In choosing to award its international prize to Shevchenko, the Comité Laïcité République unequivocally did so in support of these actions and the secularist philosophy behind them. It was made clear that Shevchenko, and not the Femen group, was being honored. However, in her acceptance speech, Shevchenko made reference to the group and called her “sister” Femen to join her on stage before dedicating her prize to them. They were received with loud applause and a standing ovation together with the laureate.

Shevchenko explained that she was more accustomed to “torture,” “terrorist attacks” and “life in exile” than “such honors.” Speaking about the Femen  movement, she defined it as “a group of women who try to change the world without asking for permission …  in the longest revolution that ever was: “women’s revolution” against “religious oppression.”

“All over the world, they try to penetrate our bodies with their patriarchal norms. Every day, words said in the Vatican, in Mecca, in Jerusalem underline the inferiority of women,” she said, calling for a “universal feminist struggle.”

“The liberation of women’s speech that we have been fascinatedly observing these last weeks is only possible in a secularist society where religious institutions have no political power and where religious leaders have no immunity. (…)  I call on everyone to come together and to challenge religious patriarchal ideas, not faith or spirituality but dogmas, rules and traditions created to impose and maintain freedom-destroying male authority,” she proclaimed toward the end of her speech.

An interesting remark, insofar as the Masonic and humanist tradition that lies at the roots of the French Revolution and Republic are all for “spirituality” without the Holy Trinity and reject dogmas as the main hindrance to freedom and liberty.

She was in fact echoing the gist of Patrick Kessel’s speech for the occasion, in which the president of the “Comité Laïcité République” piled shame on those who oppose gay “marriage,” abortion, and other manifestations of the culture of death. Kessel explicitly called for cross-party union between the left and the right to legalize euthanasia, as they have already, in perfect Masonic “fraternity,” united to impose legal abortion and same-sex “marriage.” Kessel was formerly the Grand Master of the largest Masonic Lodge in France, the left-leaning Grand Orient. He now holds official posts in the High Council for Integration (of immigrant minorities) and in the Observatory of secularism created by President Chirac in 2007 and given a more effective role by socialist president François Hollande in 2013.
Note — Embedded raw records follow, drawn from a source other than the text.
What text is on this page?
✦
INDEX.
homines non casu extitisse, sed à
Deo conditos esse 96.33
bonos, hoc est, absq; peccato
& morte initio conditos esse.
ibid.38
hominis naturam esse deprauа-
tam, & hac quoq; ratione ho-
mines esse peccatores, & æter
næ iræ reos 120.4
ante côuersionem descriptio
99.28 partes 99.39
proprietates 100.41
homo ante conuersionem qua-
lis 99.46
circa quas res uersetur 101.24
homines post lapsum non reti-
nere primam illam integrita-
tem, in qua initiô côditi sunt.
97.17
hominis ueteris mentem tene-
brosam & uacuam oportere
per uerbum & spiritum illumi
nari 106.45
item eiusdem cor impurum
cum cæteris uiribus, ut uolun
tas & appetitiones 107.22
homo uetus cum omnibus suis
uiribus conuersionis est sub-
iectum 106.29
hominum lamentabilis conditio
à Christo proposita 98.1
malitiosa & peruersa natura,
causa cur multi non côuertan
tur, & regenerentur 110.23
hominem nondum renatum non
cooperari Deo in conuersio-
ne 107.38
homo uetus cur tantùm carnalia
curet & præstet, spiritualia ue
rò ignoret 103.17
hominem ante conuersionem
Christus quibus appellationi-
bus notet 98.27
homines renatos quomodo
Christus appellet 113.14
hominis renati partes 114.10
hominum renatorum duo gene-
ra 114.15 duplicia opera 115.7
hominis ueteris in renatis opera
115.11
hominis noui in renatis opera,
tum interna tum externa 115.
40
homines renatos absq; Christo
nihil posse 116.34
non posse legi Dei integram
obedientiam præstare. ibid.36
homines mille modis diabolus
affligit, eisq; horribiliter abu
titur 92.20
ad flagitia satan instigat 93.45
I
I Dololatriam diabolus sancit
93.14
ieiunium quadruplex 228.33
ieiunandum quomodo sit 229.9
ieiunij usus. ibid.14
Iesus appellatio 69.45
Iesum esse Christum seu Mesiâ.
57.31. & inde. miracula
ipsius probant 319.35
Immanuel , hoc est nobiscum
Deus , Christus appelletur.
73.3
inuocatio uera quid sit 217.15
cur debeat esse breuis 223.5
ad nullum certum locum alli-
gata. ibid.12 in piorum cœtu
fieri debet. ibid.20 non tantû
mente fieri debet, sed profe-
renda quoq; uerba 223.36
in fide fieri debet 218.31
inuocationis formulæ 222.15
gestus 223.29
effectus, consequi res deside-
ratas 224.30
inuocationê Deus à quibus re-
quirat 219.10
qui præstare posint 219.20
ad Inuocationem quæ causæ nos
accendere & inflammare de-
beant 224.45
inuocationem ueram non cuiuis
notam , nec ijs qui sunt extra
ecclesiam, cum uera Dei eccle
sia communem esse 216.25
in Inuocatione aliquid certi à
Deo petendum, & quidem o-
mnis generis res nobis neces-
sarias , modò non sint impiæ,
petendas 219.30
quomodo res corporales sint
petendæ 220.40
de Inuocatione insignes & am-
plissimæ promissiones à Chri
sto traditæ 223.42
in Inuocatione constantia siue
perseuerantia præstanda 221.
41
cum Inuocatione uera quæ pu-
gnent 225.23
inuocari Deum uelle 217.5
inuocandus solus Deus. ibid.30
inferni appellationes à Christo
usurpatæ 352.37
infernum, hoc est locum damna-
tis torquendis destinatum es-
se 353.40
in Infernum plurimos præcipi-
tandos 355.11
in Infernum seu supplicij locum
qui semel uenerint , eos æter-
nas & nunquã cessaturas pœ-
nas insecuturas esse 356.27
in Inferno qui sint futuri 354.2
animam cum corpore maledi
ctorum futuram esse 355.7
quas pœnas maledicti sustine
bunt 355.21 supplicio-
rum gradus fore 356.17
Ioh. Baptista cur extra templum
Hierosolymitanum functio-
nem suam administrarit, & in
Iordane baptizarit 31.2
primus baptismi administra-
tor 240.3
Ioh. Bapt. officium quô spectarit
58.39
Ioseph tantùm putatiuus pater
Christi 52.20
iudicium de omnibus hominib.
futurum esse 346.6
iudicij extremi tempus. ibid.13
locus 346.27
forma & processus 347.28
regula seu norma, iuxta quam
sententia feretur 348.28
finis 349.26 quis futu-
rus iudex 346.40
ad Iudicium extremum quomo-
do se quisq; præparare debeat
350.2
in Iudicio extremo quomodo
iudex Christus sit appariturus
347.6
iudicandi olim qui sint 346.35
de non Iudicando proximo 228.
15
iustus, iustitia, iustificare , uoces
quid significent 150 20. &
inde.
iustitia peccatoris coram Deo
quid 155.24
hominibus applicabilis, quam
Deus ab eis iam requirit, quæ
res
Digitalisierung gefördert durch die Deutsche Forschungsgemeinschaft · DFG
The prize awarded to Shevchenko was explicitly linked during the ceremony to the famous painting of Delacroix, Liberty Guiding the People, in which a bare-breasted Marianne, the symbol of the French Republic, leads a revolt against the constitutional monarchy in 1830.

Shevchenko also served as inspiration to Olivier Ciappa, the designer of France’s basic postage stamps that bear a drawing of “Marianne – or so he said – and she was quick to pick up the story by tweeting on July 15, 2013: “FEMEN is on French stamp. Now all homophobes, extremists, fascists will have to lick my — when they want to send a letter. @Femen_France”

Bernard Antony, president of the AGRIF, reacted to the award in a statement in which he remarked that the event had “usefully and significantly proved the Masonic manipulation to which these pitiable poor fantasized girls” have fallen victim. He called Shevchenko the “Pasionaria of the extremist secularist anti-Christian hate group of the Femen,” a “champion of violence in exhibitionist breast-baring.” Speculating that Shevchenko had not undressed for the event because of some kind of “bourgeois timidity,” he deplored that Hidalgo should not have had the “delicacy to be the first to unhook” her “archaic bra” with “militant simplicity.”

On a graver note, he added: “Had there been by chance, in the Grand Salon, a woman who was not under the domination of the Grand Orient, she could have drawn ‘sister’ Shevchenko’s attention to the fact that as far as ‘religious extremism’ goes, apart from that of jihadist Islam, it manifests itself most plainly in the gnostic Masonic religion under the cover of secularist domination,” Antony concluded.